The killing Blinken referred to was perpetrated on June 14, after Abbakar accused the RSF and its Arab militia allies of committing “genocide” by killing civilians “randomly and in large numbers” during a TV interview.
“We haven’t seen the army leave its base to defend people,” the governor said in the same interview, slamming the other side of the junta power struggle for failing to protect civilians against the RFS’ depredations.
A few hours after giving that interview, Abbakar was abducted from his home by a squad of gunmen. Video posted to social media showed the governor covered with blood from numerous wounds shortly before his death.
Both sides of the junta power struggle blamed each other for Abbakar’s murder, but the United Nations said it had “compelling eyewitness accounts” that pinned the killing on RSF forces. The RSF then tried claiming “outlaws” working covertly for the SAF killed the governor.
Observers both within and beyond Sudan condemned Abbakar’s killing as “barbaric” and correctly predicted it would mark a major escalation in the factional war.
It was also a disturbing sign that ethnic murder was once again fashionable in Sudan, which is haunted by the Darfur genocide of the early 2000s. Abbakar was a member of the Masaleet, an ethnic group that has been systematically targeted for murder ever since the junta war broke out. Prominent Masaleet, including doctors, lawyers, and teachers,” were eliminated with particular vigor to deprive the ethnic group of leadership and political influence.
“There is an emerging pattern of large-scale targeted attacks against civilians based on their ethnic identities, allegedly committed by Arab militias and some armed men in Rapid Support Force uniform,” U.N. envoy Volker Perthes said after Abbakar’s murder.
The Treasury Department had not released a statement detailing sanctions against Juma as of Thursday morning.
Abdelrahim rejected the State Department allegations and Treasury sanctions in an interview with Sky News Arabia on Thursday morning.
“The decision for us is an unfair decision and a decision taken from information from one side or from a side that is very opposite to the Rapid Support Forces,” he said, accusing the U.S. of siding with the SAF in the factional war.
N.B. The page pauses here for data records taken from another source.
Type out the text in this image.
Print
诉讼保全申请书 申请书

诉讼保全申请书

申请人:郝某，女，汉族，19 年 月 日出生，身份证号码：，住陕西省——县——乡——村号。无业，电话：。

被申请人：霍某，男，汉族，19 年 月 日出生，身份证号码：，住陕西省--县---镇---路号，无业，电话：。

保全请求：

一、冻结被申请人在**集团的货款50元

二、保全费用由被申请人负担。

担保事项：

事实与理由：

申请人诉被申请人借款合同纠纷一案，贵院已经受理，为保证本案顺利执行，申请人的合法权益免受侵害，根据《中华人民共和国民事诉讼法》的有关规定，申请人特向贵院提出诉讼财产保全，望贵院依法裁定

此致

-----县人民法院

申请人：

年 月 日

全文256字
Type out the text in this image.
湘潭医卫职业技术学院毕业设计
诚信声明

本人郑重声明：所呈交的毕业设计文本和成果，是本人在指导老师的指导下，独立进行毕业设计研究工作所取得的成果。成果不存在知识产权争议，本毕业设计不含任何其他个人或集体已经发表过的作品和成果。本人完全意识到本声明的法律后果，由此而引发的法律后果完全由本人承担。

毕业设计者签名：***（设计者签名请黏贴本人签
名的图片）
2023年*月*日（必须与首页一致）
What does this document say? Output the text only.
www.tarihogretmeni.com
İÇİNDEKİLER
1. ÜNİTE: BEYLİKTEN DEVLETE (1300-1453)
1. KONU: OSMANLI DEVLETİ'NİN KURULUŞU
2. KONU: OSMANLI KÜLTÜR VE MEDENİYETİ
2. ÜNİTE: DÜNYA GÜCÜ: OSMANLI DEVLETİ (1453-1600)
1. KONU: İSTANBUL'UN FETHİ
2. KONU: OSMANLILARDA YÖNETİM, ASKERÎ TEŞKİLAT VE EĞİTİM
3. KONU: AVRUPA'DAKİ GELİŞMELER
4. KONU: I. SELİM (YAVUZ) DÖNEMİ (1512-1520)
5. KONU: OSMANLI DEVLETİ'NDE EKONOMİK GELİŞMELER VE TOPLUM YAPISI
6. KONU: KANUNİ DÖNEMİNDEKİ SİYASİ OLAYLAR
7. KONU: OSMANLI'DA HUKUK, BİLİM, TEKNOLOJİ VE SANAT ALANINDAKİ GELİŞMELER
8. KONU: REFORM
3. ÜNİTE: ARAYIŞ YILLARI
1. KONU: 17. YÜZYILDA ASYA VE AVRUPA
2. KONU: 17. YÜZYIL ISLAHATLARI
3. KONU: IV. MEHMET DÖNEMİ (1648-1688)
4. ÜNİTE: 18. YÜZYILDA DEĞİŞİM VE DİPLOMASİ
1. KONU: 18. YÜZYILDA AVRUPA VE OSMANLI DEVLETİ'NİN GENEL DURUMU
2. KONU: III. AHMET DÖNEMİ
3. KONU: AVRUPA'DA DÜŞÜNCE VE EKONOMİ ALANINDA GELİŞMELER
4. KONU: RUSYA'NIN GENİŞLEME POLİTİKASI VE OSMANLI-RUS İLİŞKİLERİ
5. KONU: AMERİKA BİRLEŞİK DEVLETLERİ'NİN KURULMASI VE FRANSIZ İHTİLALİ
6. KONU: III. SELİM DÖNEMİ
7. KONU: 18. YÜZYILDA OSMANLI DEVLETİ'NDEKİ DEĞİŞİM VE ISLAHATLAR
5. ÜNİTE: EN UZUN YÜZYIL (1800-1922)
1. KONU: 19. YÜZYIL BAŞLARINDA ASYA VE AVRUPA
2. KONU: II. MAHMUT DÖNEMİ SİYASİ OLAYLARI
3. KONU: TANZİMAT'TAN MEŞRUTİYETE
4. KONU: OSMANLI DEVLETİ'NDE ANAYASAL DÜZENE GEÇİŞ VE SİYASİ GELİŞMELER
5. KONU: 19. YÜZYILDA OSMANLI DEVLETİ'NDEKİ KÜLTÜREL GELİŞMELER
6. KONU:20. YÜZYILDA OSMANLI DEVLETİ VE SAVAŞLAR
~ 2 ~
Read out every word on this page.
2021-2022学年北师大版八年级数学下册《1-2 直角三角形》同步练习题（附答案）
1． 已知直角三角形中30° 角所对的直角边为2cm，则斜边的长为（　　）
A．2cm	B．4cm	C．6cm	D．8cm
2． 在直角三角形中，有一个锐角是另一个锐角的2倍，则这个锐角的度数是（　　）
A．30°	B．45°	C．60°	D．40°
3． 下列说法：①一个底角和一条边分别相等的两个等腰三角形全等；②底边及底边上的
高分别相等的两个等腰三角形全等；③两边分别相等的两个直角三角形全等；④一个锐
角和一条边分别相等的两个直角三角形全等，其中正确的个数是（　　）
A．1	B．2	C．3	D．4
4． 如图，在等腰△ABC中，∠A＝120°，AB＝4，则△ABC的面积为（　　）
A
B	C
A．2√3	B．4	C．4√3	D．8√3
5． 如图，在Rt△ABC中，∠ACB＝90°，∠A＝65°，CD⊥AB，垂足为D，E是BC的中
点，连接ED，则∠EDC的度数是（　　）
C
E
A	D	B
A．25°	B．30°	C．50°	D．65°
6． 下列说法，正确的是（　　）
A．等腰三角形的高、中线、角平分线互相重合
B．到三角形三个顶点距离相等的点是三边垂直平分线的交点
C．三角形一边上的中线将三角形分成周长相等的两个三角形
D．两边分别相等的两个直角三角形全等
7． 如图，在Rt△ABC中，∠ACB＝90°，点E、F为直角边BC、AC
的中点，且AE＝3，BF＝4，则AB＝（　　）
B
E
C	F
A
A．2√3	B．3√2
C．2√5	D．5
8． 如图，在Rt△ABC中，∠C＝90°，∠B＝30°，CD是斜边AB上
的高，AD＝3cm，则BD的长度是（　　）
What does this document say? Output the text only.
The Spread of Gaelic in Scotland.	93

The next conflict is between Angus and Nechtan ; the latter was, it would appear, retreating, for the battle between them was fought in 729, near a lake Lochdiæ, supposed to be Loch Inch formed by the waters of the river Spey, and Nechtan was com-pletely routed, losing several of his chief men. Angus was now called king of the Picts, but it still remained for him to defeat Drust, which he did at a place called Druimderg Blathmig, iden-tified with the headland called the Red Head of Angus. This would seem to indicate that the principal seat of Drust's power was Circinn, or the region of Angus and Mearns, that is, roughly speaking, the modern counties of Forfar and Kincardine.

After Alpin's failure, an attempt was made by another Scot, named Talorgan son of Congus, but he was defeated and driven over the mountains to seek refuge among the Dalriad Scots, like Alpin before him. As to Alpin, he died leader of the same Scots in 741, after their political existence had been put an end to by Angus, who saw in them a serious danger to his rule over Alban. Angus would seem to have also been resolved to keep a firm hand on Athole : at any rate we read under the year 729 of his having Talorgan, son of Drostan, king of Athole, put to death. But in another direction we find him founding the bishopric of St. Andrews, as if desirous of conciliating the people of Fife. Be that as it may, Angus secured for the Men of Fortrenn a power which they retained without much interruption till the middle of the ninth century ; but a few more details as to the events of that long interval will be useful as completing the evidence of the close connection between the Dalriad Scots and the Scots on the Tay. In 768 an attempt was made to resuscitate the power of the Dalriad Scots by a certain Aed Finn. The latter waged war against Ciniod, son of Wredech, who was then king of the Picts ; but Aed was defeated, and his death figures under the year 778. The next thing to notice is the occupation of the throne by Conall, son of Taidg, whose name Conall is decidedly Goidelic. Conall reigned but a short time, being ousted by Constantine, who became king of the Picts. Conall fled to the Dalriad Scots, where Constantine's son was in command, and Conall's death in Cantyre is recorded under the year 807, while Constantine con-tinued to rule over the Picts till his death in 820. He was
“The authorities that issued the sanctions did not wait and did not know who creates strives in Darfur or who kills people and who defends people’s lives and what strife is happening in Darfur or who solves the problems in Darfur,” he claimed.
Abdelrahim also rejected Wednesday evening’s decree from SAF leader Gen. Abdel Fattah al-Burhan dissolving the RSF, insisting that Burhan did not have the authority to issue such a proclamation, and boasting the militia is well-provisioned to continue fighting for a long time to come.
“We have stores of weapons and supplies belonging to the armed forces… that could last us twenty years,” he said.
U.S. Ambassador to the United Nations Linda Thomas-Greenfield, who delivered the formal announcement of the sanctions against Abdelrahim, quickly responded to his Sky News Arabia interview with derision.
“Please. What is unfair, unconscionable are the atrocities that are being committed against the Sudanese people. That’s the issue that is unfair,” she said. “This is about justice, this is about accountability and that’s where we’re continuing to focus our attention.”
In addition to the sanctions against RSF leaders, the State Department announced $163 million in new funding for humanitarian relief in Sudan, bringing the total U.S. commitment to $710 million.